Phenolic compounds, antioxidant activity and color in the fermentation of mixed blueberry and grape juice with different yeasts
Juan Martín-Gómez, Teresa García-Martínez, M. Ángeles Varo, Julieta Mérida, María P. Serratosa
• Winemaking of blueberry and grape mixture musts using different yeast strains. • Loss of phenolic compounds by adhesion to yeast cell walls. • Selected yeasts do not affect the anthocyanin and flavonol content of the wines. • The yeast normally used in mead fermentation showed the best results.
Abstract
Fermentation of blueberry and grape mixed musts in a 1:1 ratio with 4 different yeast strains has been studied. In order to evaluate which yeasts maintain the highest content of phenolic compounds, color and antioxidant activity. The musts were fermented with four types of strains, of which three were commercial yeasts QA23, Elegance MP061, M05 Mead and one isolated from partially fermented musts of Pedro Ximenez, X5 (CECT131015). In addition to the use of these yeast strains, spontaneous fermentation with indigenous fruit yeasts was used as a control. First, it was shown that the use of yeast inocula reduced the fermentation time avoiding the latency phase where the yeast adapts to the fermentation medium of both fruits. Second, among the wines obtained, the control wine was the one losing the least total phenolic compounds and less antioxidant activity.

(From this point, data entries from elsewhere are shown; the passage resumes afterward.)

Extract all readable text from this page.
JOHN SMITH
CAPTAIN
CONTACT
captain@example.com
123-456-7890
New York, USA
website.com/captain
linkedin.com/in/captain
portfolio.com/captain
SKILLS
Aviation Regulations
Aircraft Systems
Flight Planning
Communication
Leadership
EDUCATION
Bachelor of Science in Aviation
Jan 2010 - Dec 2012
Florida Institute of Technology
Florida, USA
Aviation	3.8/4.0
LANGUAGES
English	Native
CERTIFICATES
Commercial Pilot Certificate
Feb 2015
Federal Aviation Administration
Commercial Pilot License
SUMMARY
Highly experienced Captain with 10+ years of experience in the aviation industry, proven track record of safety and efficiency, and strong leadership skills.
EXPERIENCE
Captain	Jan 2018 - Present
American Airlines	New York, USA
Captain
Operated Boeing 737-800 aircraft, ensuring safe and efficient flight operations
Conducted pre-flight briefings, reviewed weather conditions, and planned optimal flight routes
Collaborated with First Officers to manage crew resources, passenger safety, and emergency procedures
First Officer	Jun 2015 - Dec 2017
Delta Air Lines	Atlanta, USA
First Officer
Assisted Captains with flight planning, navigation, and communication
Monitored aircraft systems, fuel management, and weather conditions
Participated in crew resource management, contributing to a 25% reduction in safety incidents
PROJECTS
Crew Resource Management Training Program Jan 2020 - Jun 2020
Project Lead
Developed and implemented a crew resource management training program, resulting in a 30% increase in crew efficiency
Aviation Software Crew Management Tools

However, wines obtained from fermentation with inoculum showed the least color loss and a higher content of anthocyanins and flavonols. In fact, the M05 Mead yeast obtained the lowest loss of color, total phenolic compounds, and antioxidant activity; and the highest concentration of anthocyanins and flavonols. Therefore, this yeast was the most appropriate for the winemaking of mixed blueberries and grapes musts.